14:00 | CHANT D’UN PAYS PERDU

Hommage à Bernard Lortat-Jacob

 

Par Hélène Delaporte, chargée de projets (CBAI) et co-réalisatrice du film. 

 

Figure centrale de l’école ethnomusicologique française, Bernard Lortat-Jacob nous a quittés en juillet 2024. Directeur de recherche au CNRS, il a été responsable du Laboratoire d’ethnomusicologie du Musée de l’Homme de Paris et du  doctorat d’ethnomusicologie à l’Université de Paris X-Nanterre-La Défense.

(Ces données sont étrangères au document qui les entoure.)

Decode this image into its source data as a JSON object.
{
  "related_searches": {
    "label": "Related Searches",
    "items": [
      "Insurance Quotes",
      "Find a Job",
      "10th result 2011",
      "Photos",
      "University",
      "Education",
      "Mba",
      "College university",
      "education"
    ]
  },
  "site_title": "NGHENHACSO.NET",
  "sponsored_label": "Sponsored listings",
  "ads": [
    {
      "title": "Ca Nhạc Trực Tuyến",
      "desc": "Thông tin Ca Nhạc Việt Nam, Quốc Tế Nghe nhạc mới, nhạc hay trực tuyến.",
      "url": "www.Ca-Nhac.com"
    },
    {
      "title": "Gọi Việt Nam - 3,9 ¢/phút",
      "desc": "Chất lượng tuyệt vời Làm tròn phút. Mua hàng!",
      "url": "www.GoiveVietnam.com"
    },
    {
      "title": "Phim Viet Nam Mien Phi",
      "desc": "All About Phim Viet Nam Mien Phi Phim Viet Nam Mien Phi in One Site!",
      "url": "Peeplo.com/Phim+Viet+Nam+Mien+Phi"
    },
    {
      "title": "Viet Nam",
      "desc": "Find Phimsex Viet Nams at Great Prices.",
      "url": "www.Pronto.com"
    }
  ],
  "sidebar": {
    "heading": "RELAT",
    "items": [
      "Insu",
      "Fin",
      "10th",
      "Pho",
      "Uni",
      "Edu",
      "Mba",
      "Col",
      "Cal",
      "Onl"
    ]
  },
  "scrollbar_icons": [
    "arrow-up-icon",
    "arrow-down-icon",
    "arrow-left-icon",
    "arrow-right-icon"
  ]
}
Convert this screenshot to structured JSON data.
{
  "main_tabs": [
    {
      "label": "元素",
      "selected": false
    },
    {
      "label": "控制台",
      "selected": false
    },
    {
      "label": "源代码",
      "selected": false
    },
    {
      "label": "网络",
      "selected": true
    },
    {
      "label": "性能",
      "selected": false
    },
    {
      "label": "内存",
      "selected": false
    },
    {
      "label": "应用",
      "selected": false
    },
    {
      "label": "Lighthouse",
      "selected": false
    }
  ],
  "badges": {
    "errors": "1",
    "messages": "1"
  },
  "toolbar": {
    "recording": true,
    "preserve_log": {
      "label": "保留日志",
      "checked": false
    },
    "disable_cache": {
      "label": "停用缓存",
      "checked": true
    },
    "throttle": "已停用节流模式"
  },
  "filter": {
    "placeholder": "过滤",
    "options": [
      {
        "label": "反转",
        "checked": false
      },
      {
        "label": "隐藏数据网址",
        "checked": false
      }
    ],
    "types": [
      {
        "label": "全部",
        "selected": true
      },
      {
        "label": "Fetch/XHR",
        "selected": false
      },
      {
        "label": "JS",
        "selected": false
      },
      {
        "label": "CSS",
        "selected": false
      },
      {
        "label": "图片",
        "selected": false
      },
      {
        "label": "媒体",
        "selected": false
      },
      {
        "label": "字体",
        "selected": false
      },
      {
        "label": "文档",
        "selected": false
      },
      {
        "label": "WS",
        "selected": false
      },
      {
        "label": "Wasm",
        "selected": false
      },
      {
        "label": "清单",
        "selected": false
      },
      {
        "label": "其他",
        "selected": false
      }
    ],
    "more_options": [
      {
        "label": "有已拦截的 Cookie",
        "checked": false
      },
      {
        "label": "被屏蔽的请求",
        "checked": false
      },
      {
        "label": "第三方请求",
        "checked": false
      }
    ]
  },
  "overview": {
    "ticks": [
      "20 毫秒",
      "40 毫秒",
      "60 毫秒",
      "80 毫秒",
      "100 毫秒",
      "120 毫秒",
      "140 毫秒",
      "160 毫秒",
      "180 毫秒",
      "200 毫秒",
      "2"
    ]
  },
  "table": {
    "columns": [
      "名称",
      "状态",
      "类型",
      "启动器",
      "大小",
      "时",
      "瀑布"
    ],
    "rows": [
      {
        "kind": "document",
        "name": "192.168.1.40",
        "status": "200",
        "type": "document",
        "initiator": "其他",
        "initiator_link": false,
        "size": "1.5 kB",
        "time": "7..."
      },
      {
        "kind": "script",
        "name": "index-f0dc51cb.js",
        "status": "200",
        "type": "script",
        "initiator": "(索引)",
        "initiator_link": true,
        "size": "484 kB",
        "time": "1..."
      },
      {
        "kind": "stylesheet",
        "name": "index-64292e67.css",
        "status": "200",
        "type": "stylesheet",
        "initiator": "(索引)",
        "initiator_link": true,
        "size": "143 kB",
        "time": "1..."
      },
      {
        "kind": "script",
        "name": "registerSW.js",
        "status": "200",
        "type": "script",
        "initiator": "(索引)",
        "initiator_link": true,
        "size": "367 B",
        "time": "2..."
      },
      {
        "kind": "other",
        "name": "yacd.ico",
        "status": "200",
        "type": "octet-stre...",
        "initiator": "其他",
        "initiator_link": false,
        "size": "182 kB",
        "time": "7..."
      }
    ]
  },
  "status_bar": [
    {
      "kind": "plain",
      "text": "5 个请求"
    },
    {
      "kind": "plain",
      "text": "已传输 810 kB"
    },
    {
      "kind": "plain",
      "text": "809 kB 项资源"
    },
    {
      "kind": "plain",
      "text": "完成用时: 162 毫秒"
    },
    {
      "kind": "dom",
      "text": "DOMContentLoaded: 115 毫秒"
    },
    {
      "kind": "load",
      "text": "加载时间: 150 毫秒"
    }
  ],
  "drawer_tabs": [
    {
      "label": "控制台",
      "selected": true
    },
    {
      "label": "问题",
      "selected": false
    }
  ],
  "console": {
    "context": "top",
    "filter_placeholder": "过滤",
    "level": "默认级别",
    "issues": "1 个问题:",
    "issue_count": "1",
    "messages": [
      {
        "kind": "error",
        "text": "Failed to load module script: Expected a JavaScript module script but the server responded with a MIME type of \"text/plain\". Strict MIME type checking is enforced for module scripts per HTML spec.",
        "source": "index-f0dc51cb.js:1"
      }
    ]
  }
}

Il a coordonné de nombreuses publications couvrant des problématiques d’anthropologie et de musicologie générale. Ses terrains de recherche ont porté sur l’étude de musiques rurales de la Méditerranée (Maroc, Sardaigne, Roumanie et Albanie méridionale). Il n’a eu de cesse de montrer en quoi les mécanismes musicaux sont indissociables des mécanismes sociaux. Approche qu’il aimait résumer ainsi : « La musique, c’est beaucoup plus que la musique ».

 

Dans cet hommage posthume, Hélène Delaporte diffusera quelques extraits commentés du film qu’elle a co-réalisé avec Bernard Lortat-Jacob, Chant d’un pays perdu (63 min, 2007, CNRS), prix Bartok 2007 au Festival Jean Rouch (Musée de l’Homme). Le « pays perdu », c’est la Tchameria, au nord de la Grèce actuelle, que les Albanais musulmans ont été contraints d’abandonner après la Seconde Guerre mondiale. Pays de haute nostalgie, donc, que l’on chante et pleure tout à la fois… D’origine tchame, Shaban Zeneli est chanteur et réside à Fier, en Albanie. A l’occasion, il passe la frontière en clandestin, dans le simple but de revoir le village de son père et de son grand-père, désormais en ruine. Sur le coup de l’émotion, il pleure. Lorsque, au terme de son voyage, il retourne chez lui, il éprouve le besoin de raconter le « pays perdu » et plus encore de le chanter. Le film est aussi une réflexion sur la notion de frontière qui nourrit le sentiment de nostalgie, la culture de l’émotion et l’expression musicale.

 

15:00 | LE FLAMENCO EN HÉRITAGE

Rencontre avec Esteban Murillo

 

Le flamenco est né au 18e siècle en Andalousie, terre de rencontre des cultures arabo-musulmane, juive et chrétienne. Le peuple gitan, venu d’Inde et installé en Espagne dès le 15e siècle, y a joué un rôle déterminant. C’est un genre musical dans lequel le chant (cante), la danse (baile) et la guitare (toque) sont indissociables. Dans le chant flamenco, l’expression de la douleur est centrale. Comme l’écrit l’ethnologue Caterina Pasqualino, « un chanteur ne doit pas apaiser sa douleur, mais doit au contraire chercher à l’augmenter pendant son interprétation; (…) Pour se mettre en état de chanter, il faut se livrer  à une introspection (…) dire sans faux semblant ce qu’on ressent, se donner sans retenue pour parvenir  au “chant vrai” (canto verdad) exprimant plus de vérité que le langage commun. » (« La souffrance des chanteurs gitans flamencos », in Sentiments doux-amers dans les musiques du monde, p. 120, L’Harmattan, 2004).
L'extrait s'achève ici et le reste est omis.